You are enough
(Inspired by someone with an attack of the “’I’m not good enough’s”, and then later by someone else with a case of the “I’m too much’s”). Thank you.
There are definitely times when these thoughts come for many of us. Sometimes it is prompted by an experience or interaction with someone, and other times it is out of the blue. Regardless, it is an attack on our self worth, dignity and deserving. And can be a tough road to claw ourselves back from, especially on our own. When these attacks come, they almost always tell us of an unmet need, an inner child wound… from a literal unmet need during our childhood, likely with a caregiver/s.
Let me share a story with you.
It was the 80’s. As a single mother of three, Janine had many struggles. Receiving Centrelink payments, running a household and putting three children through education was more than a full time job. She had no support from her own family and was still trying her luck with her own intimate relationships, without much success. There was little or no time for emotions, her modus operandi was ‘just get on with it’. It had to be. There were things to be done. Janine created structure, routine, discipline and expectations in order to manage. She was almost always ‘doing’ something. Emotional connection, real emotional connection, fell by the wayside. People around her were expected to follow suit. Including her children.
Janine had no time, space or emotional capacity to be vulnerable with her children. It was not intentionally malicious or overly abusive or neglectful. It was cached in the necessity of life. She did not know any better herself. She could only offer what she knew. And for the most part, she herself was in survival mode. She could be cold, tough and more often than not, just plain inaccessible.
Her children grew up. One, an overachiever, always striving for the next accomplishment and recognition. Perfectionism grew roots in this parentified first-born. They prided themselves on their academia and intellect, excelling at most things, desiring praise but deep down, what they actually desired was real connection. One, an emotionally stunted person, who gave up before trying and convinced themselves and the world around them that mediocre was good enough. Without ambition or curiosity for growth, this middle-born child who was left alone during the era of controlled crying, never really got a taste for emotional or vulnerable connection at all. So when their children came along, they did not know how to deeply connect either. One, a quiet personality by nature, never fully believed in themselves and struggled with depression for many years. This last born would shy away from any kind of praise or celebration and resent even acknowledging their birthday. They all suffered in silence.
Each child wanted and needed to be told and shown, that “You are enough. You do not need to be any more or less than you are. Come as you are, be silly, playful, I will spend time with you, let’s laugh and cry and make mistakes together, and I will show you that you are capable of existing in the world just as you are”. Whether they realised it consciously or not, this was what each child craved and needed to contribute to a secure sense of self and to be able to relate to others in adulthood.
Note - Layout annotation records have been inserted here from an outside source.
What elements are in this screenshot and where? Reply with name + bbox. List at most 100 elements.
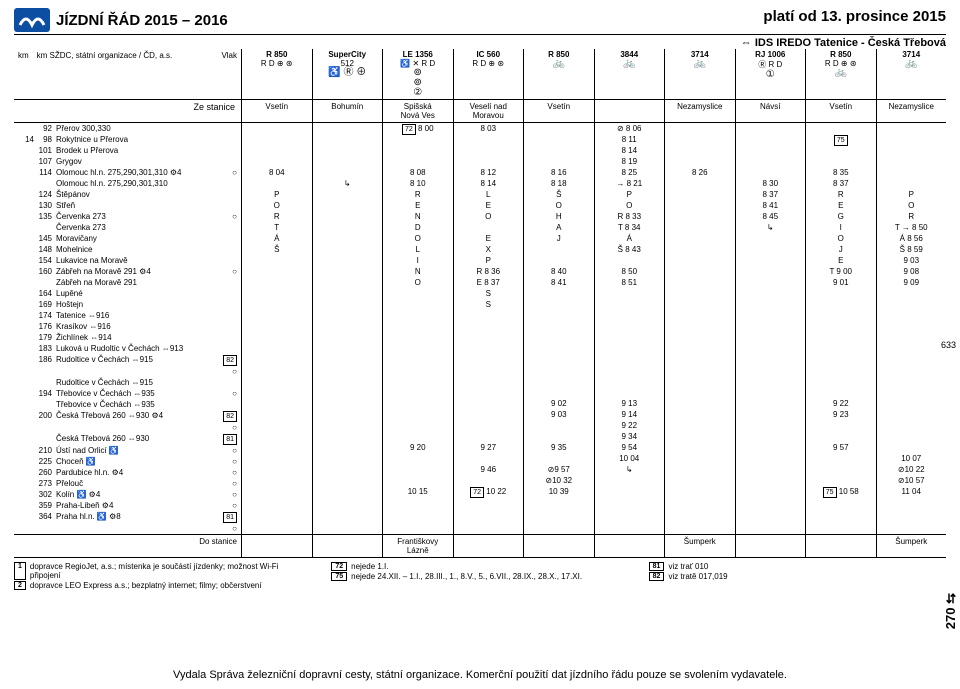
- time-cell: [665, 321, 735, 332]
- time-cell: [877, 442, 947, 453]
- time-cell: ⊘10 22: [877, 464, 947, 475]
- time-cell: O: [877, 200, 947, 211]
- time-cell: [736, 167, 806, 178]
- time-cell: [665, 277, 735, 288]
- time-cell: [595, 299, 665, 310]
- time-column: 8 04 PORTÁŠ: [242, 123, 313, 534]
- time-cell: [242, 431, 312, 442]
- time-cell: [242, 123, 312, 134]
- time-column: PORT → 8 50Á 8 56Š 8 59 9 03 9 08 9 09 1…: [877, 123, 947, 534]
- time-cell: [736, 475, 806, 486]
- time-cell: 11 04: [877, 486, 947, 497]
- station-row: 114Olomouc hl.n. 275,290,301,310 ⚙4○: [14, 167, 241, 178]
- destination-cell: [454, 535, 525, 557]
- time-cell: [313, 310, 383, 321]
- vlak-label: Vlak: [221, 51, 237, 97]
- time-cell: [242, 321, 312, 332]
- time-cell: J: [524, 233, 594, 244]
- time-cell: [383, 387, 453, 398]
- time-cell: [524, 321, 594, 332]
- time-cell: [877, 145, 947, 156]
- destination-cell: [736, 535, 807, 557]
- time-columns: 8 04 PORTÁŠ ↳ 72 8 00 8 088 10RENDOLINO …: [242, 123, 946, 534]
- footer-text: Vydala Správa železniční dopravní cesty,…: [173, 669, 787, 681]
- footnote-item: 75nejede 24.XII. – 1.I., 28.III., 1., 8.…: [331, 572, 628, 581]
- time-cell: [454, 387, 524, 398]
- time-cell: ⊘10 57: [877, 475, 947, 486]
- time-cell: [383, 310, 453, 321]
- time-cell: X: [454, 244, 524, 255]
- time-cell: [595, 343, 665, 354]
- time-cell: [736, 420, 806, 431]
- time-cell: [383, 156, 453, 167]
- time-cell: [877, 420, 947, 431]
- time-cell: [665, 156, 735, 167]
- time-cell: [595, 475, 665, 486]
- do-stanice-label: Do stanice: [14, 535, 242, 557]
- time-cell: [313, 365, 383, 376]
- time-cell: [806, 299, 876, 310]
- time-cell: [595, 255, 665, 266]
- time-cell: Á: [242, 233, 312, 244]
- origin-cell: SpišskáNová Ves: [383, 100, 454, 122]
- station-row: 364Praha hl.n. ♿ ⚙881 ○: [14, 511, 241, 534]
- time-cell: S: [454, 299, 524, 310]
- time-cell: [877, 343, 947, 354]
- time-cell: [242, 310, 312, 321]
- time-cell: [242, 178, 312, 189]
- time-cell: [242, 332, 312, 343]
- station-row: 101Brodek u Přerova: [14, 145, 241, 156]
- time-cell: [665, 178, 735, 189]
- time-cell: E 8 37: [454, 277, 524, 288]
- time-cell: [313, 475, 383, 486]
- time-cell: ⊘10 32: [524, 475, 594, 486]
- time-cell: 9 23: [806, 409, 876, 420]
- time-cell: 9 20: [383, 442, 453, 453]
- time-cell: [242, 255, 312, 266]
- time-cell: [524, 431, 594, 442]
- time-column: 8 26: [665, 123, 736, 534]
- side-page-number: 633: [941, 340, 956, 350]
- time-cell: [313, 420, 383, 431]
- footnote-item: 81viz trať 010: [649, 562, 946, 571]
- time-cell: 8 41: [736, 200, 806, 211]
- time-cell: [877, 376, 947, 387]
- time-cell: [736, 123, 806, 134]
- time-cell: O: [454, 211, 524, 222]
- time-cell: [524, 288, 594, 299]
- station-row: 225Choceň ♿○: [14, 456, 241, 467]
- time-cell: [313, 288, 383, 299]
- destination-cell: [595, 535, 666, 557]
- destination-cell: Šumperk: [665, 535, 736, 557]
- time-cell: [736, 156, 806, 167]
- time-cell: 9 14: [595, 409, 665, 420]
- time-cell: 8 25: [595, 167, 665, 178]
- time-cell: [595, 321, 665, 332]
- time-cell: O: [383, 277, 453, 288]
- time-cell: 8 51: [595, 277, 665, 288]
- time-cell: O: [383, 233, 453, 244]
- time-cell: 8 04: [242, 167, 312, 178]
- footnote-item: 2dopravce LEO Express a.s.; bezplatný in…: [14, 581, 311, 590]
- time-cell: 8 14: [595, 145, 665, 156]
- time-cell: R: [806, 189, 876, 200]
- time-cell: E: [806, 255, 876, 266]
- time-cell: 8 08: [383, 167, 453, 178]
- time-cell: [665, 398, 735, 409]
- time-cell: 9 27: [454, 442, 524, 453]
- time-cell: [524, 387, 594, 398]
- station-row: 107Grygov: [14, 156, 241, 167]
- footnote-item: 1dopravce RegioJet, a.s.; místenka je so…: [14, 562, 311, 580]
- station-row: 169Hoštejn: [14, 299, 241, 310]
- time-cell: [595, 376, 665, 387]
- time-cell: [313, 431, 383, 442]
- time-cell: Š 8 43: [595, 244, 665, 255]
- time-cell: [665, 343, 735, 354]
- station-row: 273Přelouč○: [14, 478, 241, 489]
- time-cell: 8 41: [524, 277, 594, 288]
- time-cell: [736, 343, 806, 354]
- time-cell: [383, 299, 453, 310]
- time-cell: [313, 189, 383, 200]
- time-column: 72 8 00 8 088 10RENDOLINO 9 20 10 15: [383, 123, 454, 534]
- time-cell: [454, 376, 524, 387]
On the surface, these are very common circumstances and characteristics. Below the surface, are hurting inner children.
This story is not to demonise a well-meaning mother, doing her best, by any means. It is simply to demonstrate how easily we can be wounded and continue on in these unhelpful self beliefs that we are not enough, into adulthood.
When the thought or feeling of “I’m not good enough” or “I’m too much” comes up for you, how are you treating yourself in those moments? Are you able to pause and gently be curious? Are you able to slow down, go inwards, take some time, breathe, be with yourself, find out where that comes from? Many of us can start to do our own inner child work if we simply slow down, quieten ourselves and our surroundings, breathe, observe, notice, don’t judge. If we can take it further, we will then also start to recognise that it is not our deficit or fault.. that by thinking that we are not enough, we are actually carrying the wound of our caregiver/s. If we are willing to explore it further, we will then start to realise that our needs were not able to be fully met in the way that we needed despite our parents (often) best attempts, and that is because of their own stuff too. Intergenerational wounds are real.
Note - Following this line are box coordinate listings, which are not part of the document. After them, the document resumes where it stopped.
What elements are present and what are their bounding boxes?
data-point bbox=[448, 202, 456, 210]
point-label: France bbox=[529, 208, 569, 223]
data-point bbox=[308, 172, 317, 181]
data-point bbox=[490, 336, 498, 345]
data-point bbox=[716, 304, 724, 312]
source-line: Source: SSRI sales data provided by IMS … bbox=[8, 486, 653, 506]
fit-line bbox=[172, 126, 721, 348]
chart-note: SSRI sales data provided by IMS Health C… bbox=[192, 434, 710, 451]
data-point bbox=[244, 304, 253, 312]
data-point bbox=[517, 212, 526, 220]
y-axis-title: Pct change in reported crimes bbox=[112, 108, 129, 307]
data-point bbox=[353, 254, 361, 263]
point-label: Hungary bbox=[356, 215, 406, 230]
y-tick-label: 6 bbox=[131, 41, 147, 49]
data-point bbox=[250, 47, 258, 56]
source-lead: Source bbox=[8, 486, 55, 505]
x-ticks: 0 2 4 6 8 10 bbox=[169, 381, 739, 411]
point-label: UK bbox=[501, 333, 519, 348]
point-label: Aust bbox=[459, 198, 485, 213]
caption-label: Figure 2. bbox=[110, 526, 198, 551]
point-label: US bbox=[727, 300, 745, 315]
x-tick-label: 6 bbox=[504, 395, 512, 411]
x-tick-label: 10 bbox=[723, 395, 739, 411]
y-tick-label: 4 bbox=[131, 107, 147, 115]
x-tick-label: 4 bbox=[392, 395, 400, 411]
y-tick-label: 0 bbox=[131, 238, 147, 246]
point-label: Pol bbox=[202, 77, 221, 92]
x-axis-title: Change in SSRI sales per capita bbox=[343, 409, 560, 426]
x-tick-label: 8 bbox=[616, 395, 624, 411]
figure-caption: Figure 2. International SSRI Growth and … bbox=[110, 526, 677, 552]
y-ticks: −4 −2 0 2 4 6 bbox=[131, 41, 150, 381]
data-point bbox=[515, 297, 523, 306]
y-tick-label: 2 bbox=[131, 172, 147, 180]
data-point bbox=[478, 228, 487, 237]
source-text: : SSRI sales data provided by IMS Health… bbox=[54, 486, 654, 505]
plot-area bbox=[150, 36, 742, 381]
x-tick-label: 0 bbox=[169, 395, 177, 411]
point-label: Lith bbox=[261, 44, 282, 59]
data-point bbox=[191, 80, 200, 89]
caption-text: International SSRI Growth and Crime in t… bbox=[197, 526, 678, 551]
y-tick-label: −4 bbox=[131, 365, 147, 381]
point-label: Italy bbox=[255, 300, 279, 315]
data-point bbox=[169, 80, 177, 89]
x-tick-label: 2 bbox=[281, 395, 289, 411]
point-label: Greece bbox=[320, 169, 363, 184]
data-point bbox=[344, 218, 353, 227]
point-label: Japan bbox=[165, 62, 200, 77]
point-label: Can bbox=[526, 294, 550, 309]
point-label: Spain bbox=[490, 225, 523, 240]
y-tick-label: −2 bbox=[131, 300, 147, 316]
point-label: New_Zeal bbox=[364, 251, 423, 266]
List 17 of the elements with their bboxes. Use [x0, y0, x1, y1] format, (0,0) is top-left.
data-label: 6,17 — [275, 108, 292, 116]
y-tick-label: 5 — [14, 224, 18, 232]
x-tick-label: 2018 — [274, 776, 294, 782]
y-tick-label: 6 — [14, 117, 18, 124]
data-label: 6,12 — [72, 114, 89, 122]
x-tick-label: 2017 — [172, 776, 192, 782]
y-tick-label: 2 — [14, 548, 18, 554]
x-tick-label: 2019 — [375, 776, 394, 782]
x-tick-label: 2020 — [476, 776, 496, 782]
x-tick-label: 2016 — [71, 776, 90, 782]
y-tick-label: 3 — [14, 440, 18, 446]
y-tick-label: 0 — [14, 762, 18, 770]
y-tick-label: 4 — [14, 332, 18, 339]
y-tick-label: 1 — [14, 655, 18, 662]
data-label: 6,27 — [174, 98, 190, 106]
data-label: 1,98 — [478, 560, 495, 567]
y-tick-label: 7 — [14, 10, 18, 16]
If you are gently curious here, I’d encourage you to check out the book/audiobook, “It didn’t start with you”, by Mark Wolynn.
When we continue the introspection and conversation further, it is not hard to see how we then go on to choose and fall into various unhealthy (or even abusive) relationships in adulthood, in misdirected and unconscious efforts to get our needs met of emotional connection, love and acceptance. Or how habits or maladaptive behaviours get formed when we turn to actions that try to fill or numb these voids. Our self development and healing starts with going deeper, always, in order to identify and break unhelpful patterns and shed old limiting beliefs.
If you can relate to any of the above, be gentle with yourself here. Start by seeing what can be expressed privately or with another trusted friend or professional. You are enough. Let’s begin the work of healing and showing you the truth of what it’s like to be enough.